Re: New FAQ: Removing UTF-8 BOM

On Wed, 5 Nov 2003, Tex Texin wrote:

> 2) yes, the characters will display differently, depending on encoding and font
> of the editor.
> Maybe we should use a graphic to show the mistreatment(s).
> Also, they are being mistreated as characters, but we should refer to them as
> bytes since they are not representing characters.

 Yeah, it may be a good idea to give a couple (or a few) images with
misidentified encodings.


> 3) For the faq we shouldn't use scripts that look "something like..." or have
> too many version dependencies. So we can't use the sed script.

 I should have given a complete version, but I guess not many people
would be interested in it. So, let's forget about it as you suggested.


> If it is not safe and reliable we shouldn't put it in the faq at all.

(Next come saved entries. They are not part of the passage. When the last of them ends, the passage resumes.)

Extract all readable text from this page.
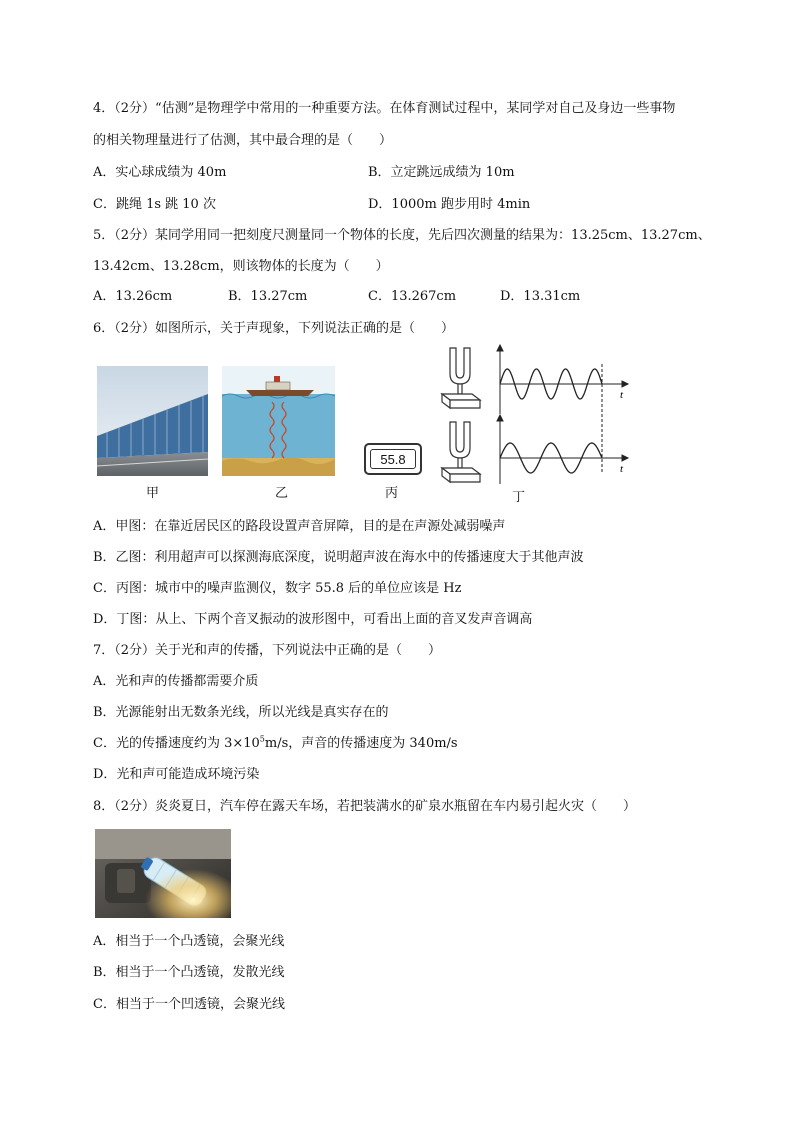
4．（2分）“估测”是物理学中常用的一种重要方法。在体育测试过程中，某同学对自己及身边一些事物
的相关物理量进行了估测，其中最合理的是（　　）
A．实心球成绩为 40m	B．立定跳远成绩为 10m
C．跳绳 1s 跳 10 次	D．1000m 跑步用时 4min
5．（2分）某同学用同一把刻度尺测量同一个物体的长度，先后四次测量的结果为：13.25cm、13.27cm、
13.42cm、13.28cm，则该物体的长度为（　　）
A．13.26cm	B．13.27cm	C．13.267cm	D．13.31cm
6．（2分）如图所示，关于声现象，下列说法正确的是（　　）
甲	乙
55.8
丙
t
t
丁
A．甲图：在靠近居民区的路段设置声音屏障，目的是在声源处减弱噪声
B．乙图：利用超声可以探测海底深度，说明超声波在海水中的传播速度大于其他声波
C．丙图：城市中的噪声监测仪，数字 55.8 后的单位应该是 Hz
D．丁图：从上、下两个音叉振动的波形图中，可看出上面的音叉发声音调高
7．（2分）关于光和声的传播，下列说法中正确的是（　　）
A．光和声的传播都需要介质
B．光源能射出无数条光线，所以光线是真实存在的
C．光的传播速度约为 $3\times 10^5m/s$，声音的传播速度为 340m/s
D．光和声可能造成环境污染
8．（2分）炎炎夏日，汽车停在露天车场，若把装满水的矿泉水瓶留在车内易引起火灾（　　）
A．相当于一个凸透镜，会聚光线
B．相当于一个凸透镜，发散光线
C．相当于一个凹透镜，会聚光线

  With Perl 5.8 already widely deployed, the following
is  safe and reliable. I wrote about Perl 5.6 (or earlier) just for the
sake of completeness.

  perl -p -i.bak -e '(1 == $.) && s/^\x{FEFF}//' filename

With '-i.bak' instead of '-i', the original will be backed up
as filename.bak (Martin used '-i~'.)

   Jungshik

Received on Wednesday, 5 November 2003 10:44:54 UTC